Response of a disgruntled Tamil

The Jaffna man is neither uneducated nor needs to be educated by others about his rights and privileges. Expecting him to cast his vote to a party, which has done the maximum possible damage to the Tamil community, was irrational and illogical. Expecting him to cast his vote to a leader who has brought the war to an end and taken a step forward by signing a cease-fire, was rational, but where that leader had gone wrong was when he thought that the Jaffna people had no choice but to vote him in order to prevent another war. Many people in Jaffna had taken a decision, well before the LTTE announced its ‘non interest’ in the polls, that they should not vote to any candidate. It was further fortified by the LTTE’s backing. The Jaffna man was not a stupid to cast his vote in gratitude to a leader for the mere reason that the particular leader stopped the war. He had realized that particular leader’s inability to mobilize or change the mindset in the South to deliver a reasonable political solution to the Tamil people.

There is one opinion doing the rounds in the South now that the Jaffna people had betrayed the UNP. UNP had to sign the cease-fire agreement to prevent the division of the country and for economic revival. The UNP leader did not sign the CFA for the love he had for the Tamil people, but he had no option but to stop the war immediately in order to prevent further destabilization of the country. Now with the CFA in force for three long years, there had been some revival of the economy and the people in the South had totally forgotten the effect of war. The people in the South, who voted UNP to power in 2001, had already betrayed the UNP in 2004 by bringing that government down. They were given another chance in 2005, but they had decided to betray the man who brought the war to an end and stopped the arrival of coffins in dozens to the villages in the South. Hence, it was not a betrayal by the Tamils, but by the Sinhalese, who had forgotten the effect of the bloody war, in which they were losing heavily.

It should be noted that Tamils played no role in electing Mr Wickremesinghe the Prime Minister in 2001. Hence they took the right decision this year to boycott the election so that the world could sense the support for a federal solution in the South.

I still remember the speech by former Prime Minister R Premadasa made at the Union College grounds in Jaffna in 1981, when he said: “we should snap the sword from the enemy’s hand and cut his head with his own sword”. The Jaffna man is no fool to place his confidence in a leader from the South, leaving aside the Tamil leadership in the North East, let it be a democratic leadership or a dictatorship or even a terrorist leadership. There is a saying in Tamil, “arasanai nambi purushanai kaividaathe”, which means, “do not abandon your husband, placing your reliance in the king”.

Tamils have passed the stage of looking for concessions from the South.
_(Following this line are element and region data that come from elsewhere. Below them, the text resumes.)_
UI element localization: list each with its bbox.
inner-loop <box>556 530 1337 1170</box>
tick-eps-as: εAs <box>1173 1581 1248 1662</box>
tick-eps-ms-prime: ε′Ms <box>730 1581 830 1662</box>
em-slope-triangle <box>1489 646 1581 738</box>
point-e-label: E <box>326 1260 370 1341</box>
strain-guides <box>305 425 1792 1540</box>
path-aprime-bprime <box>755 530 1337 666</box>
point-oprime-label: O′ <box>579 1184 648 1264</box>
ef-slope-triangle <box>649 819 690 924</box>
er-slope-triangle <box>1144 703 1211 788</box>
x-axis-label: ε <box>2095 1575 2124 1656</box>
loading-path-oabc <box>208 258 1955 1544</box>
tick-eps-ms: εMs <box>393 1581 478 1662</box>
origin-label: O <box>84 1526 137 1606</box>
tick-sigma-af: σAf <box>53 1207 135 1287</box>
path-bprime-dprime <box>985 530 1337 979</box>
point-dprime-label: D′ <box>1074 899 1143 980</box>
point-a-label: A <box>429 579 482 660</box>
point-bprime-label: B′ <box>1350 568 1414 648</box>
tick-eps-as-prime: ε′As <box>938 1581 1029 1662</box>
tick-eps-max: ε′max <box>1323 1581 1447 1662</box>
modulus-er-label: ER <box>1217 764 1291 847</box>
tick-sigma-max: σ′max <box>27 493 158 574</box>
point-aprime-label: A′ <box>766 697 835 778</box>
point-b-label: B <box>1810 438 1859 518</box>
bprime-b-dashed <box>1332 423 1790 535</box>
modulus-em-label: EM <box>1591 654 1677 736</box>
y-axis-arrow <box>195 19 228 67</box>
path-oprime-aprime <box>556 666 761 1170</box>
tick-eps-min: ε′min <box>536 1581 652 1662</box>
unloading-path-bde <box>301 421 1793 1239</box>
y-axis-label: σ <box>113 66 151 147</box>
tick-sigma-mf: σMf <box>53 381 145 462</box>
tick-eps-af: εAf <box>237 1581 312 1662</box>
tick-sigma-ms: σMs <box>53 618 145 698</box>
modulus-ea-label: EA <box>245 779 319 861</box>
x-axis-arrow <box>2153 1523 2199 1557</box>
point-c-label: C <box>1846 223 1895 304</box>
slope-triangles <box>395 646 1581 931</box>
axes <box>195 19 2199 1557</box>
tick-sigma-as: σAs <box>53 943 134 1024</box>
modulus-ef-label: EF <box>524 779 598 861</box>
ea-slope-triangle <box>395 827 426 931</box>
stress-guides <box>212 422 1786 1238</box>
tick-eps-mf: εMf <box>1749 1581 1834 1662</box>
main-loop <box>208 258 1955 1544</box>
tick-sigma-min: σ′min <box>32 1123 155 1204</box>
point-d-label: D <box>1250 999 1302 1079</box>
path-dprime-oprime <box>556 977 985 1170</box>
Now they have reached a higher platform of negotiating on their aspirations. They are not going to be hoodwinked by those who thought that by giving carrots they can win the support of the people in the North. The people will, of course, accept the carrots, but will not abandon their husbands for the sake of the kings.

I challenge any author to list down the reasons as to why the Tamil people should have participated in the elections and more specifically, as to why they should have voted the UNP. I am prepared to counter them in a rational manner.

Failure to understand the psyche of the Jaffna man and continuing to write columns as if you are the newly found saviors of the people of Jaffna, is not going to help in any way towards bringing inter-territorial harmony. Try to read the minds of the people, who have been affected by a bloody war waged by their own governments, for over three decades. Try to bring out their stories in the newspapers and let the people in the South know what their ‘Heroes’ had been doing in Jaffna during the times of war, like dropping human shit from the skies over the heads of the Tamil people. Let the leaders, who had been in the governments that waged those wars, come out and tender their apology to the Tamil people in public on their own behalf and on behalf of their parties. When that process starts, we can expect some reciprocation from the Jaffna man.